Führerschein-Theoriekurse wieder online möglich

Theoriekurse der Führerscheinausbildung können wieder online abgehalten werden. Mit einer Kundmachung werde neuerlich der Einsatz von E-Learning ermöglicht, teilte das Verkehrsministerium am Montag mit. Die Ausgangsbeschränkungen gelten vorerst für 20 Tage, die Regelung für die Fahrschulen allerdings bis 14. Jänner 2022. Schülerinnen und Schüler müssen dabei mit den Lehrenden interagieren und direkt Fragen stellen können.

„Um weitere Einschränkungen zu vermeiden, ist die theoretische Führerscheinausbildung jetzt für die aktuelle, schwierige Zeit auch im E-Learning möglich. Denn wer aktuell mitten im Führerscheinkurs steckt, vielleicht schon zu lernen begonnen hat, soll das auch weiter tun können“, betonte Verkehrsministerin Leonore Gewessler (Grüne) in einer Aussendung.
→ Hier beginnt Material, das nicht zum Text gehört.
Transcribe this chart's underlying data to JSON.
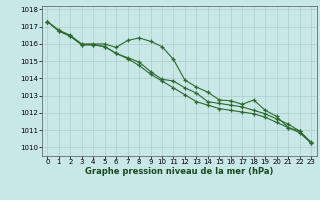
{
  "title": "Graphe pression niveau de la mer (hPa)",
  "bg_color": "#c8e8e8",
  "grid_color": "#b0cccc",
  "line_color": "#2d6a2d",
  "marker_color": "#2d6a2d",
  "xlim": [
    -0.5,
    23.5
  ],
  "ylim": [
    1009.5,
    1018.2
  ],
  "xticks": [
    0,
    1,
    2,
    3,
    4,
    5,
    6,
    7,
    8,
    9,
    10,
    11,
    12,
    13,
    14,
    15,
    16,
    17,
    18,
    19,
    20,
    21,
    22,
    23
  ],
  "yticks": [
    1010,
    1011,
    1012,
    1013,
    1014,
    1015,
    1016,
    1017,
    1018
  ],
  "series1": [
    1017.3,
    1016.8,
    1016.5,
    1016.0,
    1016.0,
    1016.0,
    1015.8,
    1016.2,
    1016.35,
    1016.15,
    1015.85,
    1015.1,
    1013.9,
    1013.5,
    1013.2,
    1012.75,
    1012.7,
    1012.5,
    1012.75,
    1012.15,
    1011.8,
    1011.15,
    1010.95,
    1010.3
  ],
  "series2": [
    1017.3,
    1016.75,
    1016.45,
    1015.95,
    1015.95,
    1015.85,
    1015.45,
    1015.2,
    1014.95,
    1014.4,
    1013.95,
    1013.85,
    1013.45,
    1013.15,
    1012.65,
    1012.55,
    1012.45,
    1012.35,
    1012.15,
    1011.95,
    1011.65,
    1011.35,
    1010.95,
    1010.25
  ],
  "series3": [
    1017.3,
    1016.75,
    1016.45,
    1015.95,
    1015.95,
    1015.85,
    1015.45,
    1015.15,
    1014.75,
    1014.25,
    1013.85,
    1013.45,
    1013.05,
    1012.65,
    1012.45,
    1012.25,
    1012.15,
    1012.05,
    1011.95,
    1011.75,
    1011.45,
    1011.15,
    1010.85,
    1010.25
  ]
}
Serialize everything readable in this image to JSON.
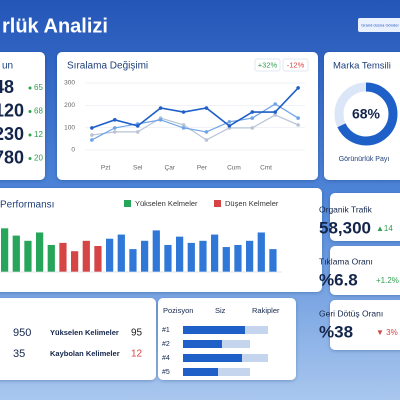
{
  "header": {
    "title": "rlük Analizi",
    "button": "Grand dosna Gönder"
  },
  "stats_left": {
    "title": "un",
    "rows": [
      {
        "value": "48",
        "change": "65"
      },
      {
        "value": "120",
        "change": "68"
      },
      {
        "value": "230",
        "change": "12"
      },
      {
        "value": "780",
        "change": "20"
      }
    ]
  },
  "rank_chart": {
    "type": "line",
    "title": "Sıralama Değişimi",
    "badges": [
      {
        "text": "+32%",
        "color": "#2e9e4f"
      },
      {
        "text": "-12%",
        "color": "#d64545"
      }
    ],
    "x": [
      0,
      1,
      2,
      3,
      4,
      5,
      6,
      7,
      8,
      9
    ],
    "xlim": [
      -0.3,
      9.3
    ],
    "xticks": [
      {
        "value": 0.6,
        "label": "Pzt"
      },
      {
        "value": 2,
        "label": "Sel"
      },
      {
        "value": 3.4,
        "label": "Çar"
      },
      {
        "value": 4.8,
        "label": "Per"
      },
      {
        "value": 6.2,
        "label": "Cum"
      },
      {
        "value": 7.6,
        "label": "Cmt"
      }
    ],
    "ylim": [
      0,
      300
    ],
    "yticks": [
      0,
      100,
      200,
      300
    ],
    "grid": true,
    "series": [
      {
        "color": "#1f5fc8",
        "values": [
          99,
          135,
          108,
          188,
          170,
          188,
          108,
          170,
          170,
          278
        ]
      },
      {
        "color": "#6fa4e8",
        "values": [
          45,
          99,
          117,
          135,
          99,
          81,
          126,
          143,
          206,
          143
        ]
      },
      {
        "color": "#b8c4d6",
        "values": [
          67,
          81,
          81,
          143,
          112,
          45,
          99,
          99,
          157,
          112
        ]
      }
    ]
  },
  "gauge": {
    "type": "donut",
    "title": "Marka Temsili",
    "value": 68,
    "value_label": "68%",
    "subtitle": "Görünürlük Payı",
    "color": "#1f5fc8"
  },
  "perf_chart": {
    "type": "bar",
    "title": "Performansı",
    "legend": [
      {
        "name": "Yükselen Kelmeler",
        "color": "#27a55a"
      },
      {
        "name": "Düşen Kelmeler",
        "color": "#d64545"
      }
    ],
    "ylim": [
      0,
      50
    ],
    "values": [
      42,
      35,
      30,
      38,
      26,
      28,
      20,
      30,
      25,
      32,
      36,
      22,
      30,
      40,
      26,
      34,
      28,
      30,
      36,
      24,
      26,
      30,
      38,
      22
    ],
    "colors": [
      "#27a55a",
      "#27a55a",
      "#27a55a",
      "#27a55a",
      "#27a55a",
      "#d64545",
      "#d64545",
      "#d64545",
      "#d64545",
      "#2f78d8",
      "#2f78d8",
      "#2f78d8",
      "#2f78d8",
      "#2f78d8",
      "#2f78d8",
      "#2f78d8",
      "#2f78d8",
      "#2f78d8",
      "#2f78d8",
      "#2f78d8",
      "#2f78d8",
      "#2f78d8",
      "#2f78d8",
      "#2f78d8"
    ]
  },
  "kpis": [
    {
      "label": "Organik Trafik",
      "value": "58,300",
      "change": "▲14",
      "color": "#2e9e4f"
    },
    {
      "label": "Tıklama Oranı",
      "value": "%6.8",
      "change": "+1.2%",
      "color": "#2e9e4f"
    },
    {
      "label": "Geri Dötüş Oranı",
      "value": "%38",
      "change": "▼ 3%",
      "color": "#d64545"
    }
  ],
  "keywords": {
    "totals": [
      "950",
      "35"
    ],
    "rows": [
      {
        "label": "Yükselen Kelimeler",
        "value": "95",
        "color": "#222"
      },
      {
        "label": "Kaybolan Kelimeler",
        "value": "12",
        "color": "#d64545"
      }
    ]
  },
  "positions": {
    "type": "bar",
    "columns": [
      "Pozisyon",
      "Siz",
      "Rakipler"
    ],
    "xlim": [
      0,
      100
    ],
    "categories": [
      "#1",
      "#2",
      "#4",
      "#5"
    ],
    "series": [
      {
        "name": "Siz",
        "color": "#1f5fc8",
        "values": [
          62,
          39,
          59,
          35
        ]
      },
      {
        "name": "Rakipler",
        "color": "#c5d5ee",
        "values": [
          85,
          67,
          85,
          67
        ]
      }
    ]
  }
}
Lockdown vom Hauptausschuss beschlossen

Der Hauptausschuss des Nationalrates hat am Sonntagabend den angekündigten Lockdown für ganz Österreich ab Montag beschlossen. Dafür gestimmt hat neben den beiden Koalitionsparteien ÖVP und Grüne auch die SPÖ. Die Regierung hat den Lockdown für 20 Tage bis 12. Dezember angekündigt, da die Ausgangsbeschränkungen aber nur jeweils für 10 Tage beschlossen werden können, müssen sie danach verlängert werden.

Die NEOS haben bereits bei der Ankündigung des Lockdowns kritisiert, dass dieser nun als ultima ratio erscheine, um das Gesundheitssystem zu schützen, zeige „das Zögern und Zaudern“ der Regierung. Die FPÖ lehnt grundsätzlich alle Corona-Maßnahmen ab. Die SPÖ übte am Sonntag zwar auch Kritik an der Vorgangsweise der Regierung, für sie ist dieser bundesweite Lockdown jetzt aber „leider notwendig, um das Sterben zu verhindern und Menschenleben zu retten. Vergessen wir eines nicht: Es kann jeden von uns jederzeit selbst treffen“, sagte SPÖ-Vorsitzende Pamela Rendi-Wagner

Geplant ist der Lockdown für alle österreichweit bis 12., in Oberösterreich bis 17. Dezember. Danach sollen die Ausgangsbeschränkungen für Ungeimpfte weiter gelten, dafür ist bisher keine Frist genannt worden.

Schild Geschlossen Closed Zugesperrt
Österreich ist im Lockdown. Für Geimpfte und Genesene soll der spätestens nach 20 Tagen enden. Der Lockdown für Ungeimpfte wird über den 12. Dezember hinaus andauern.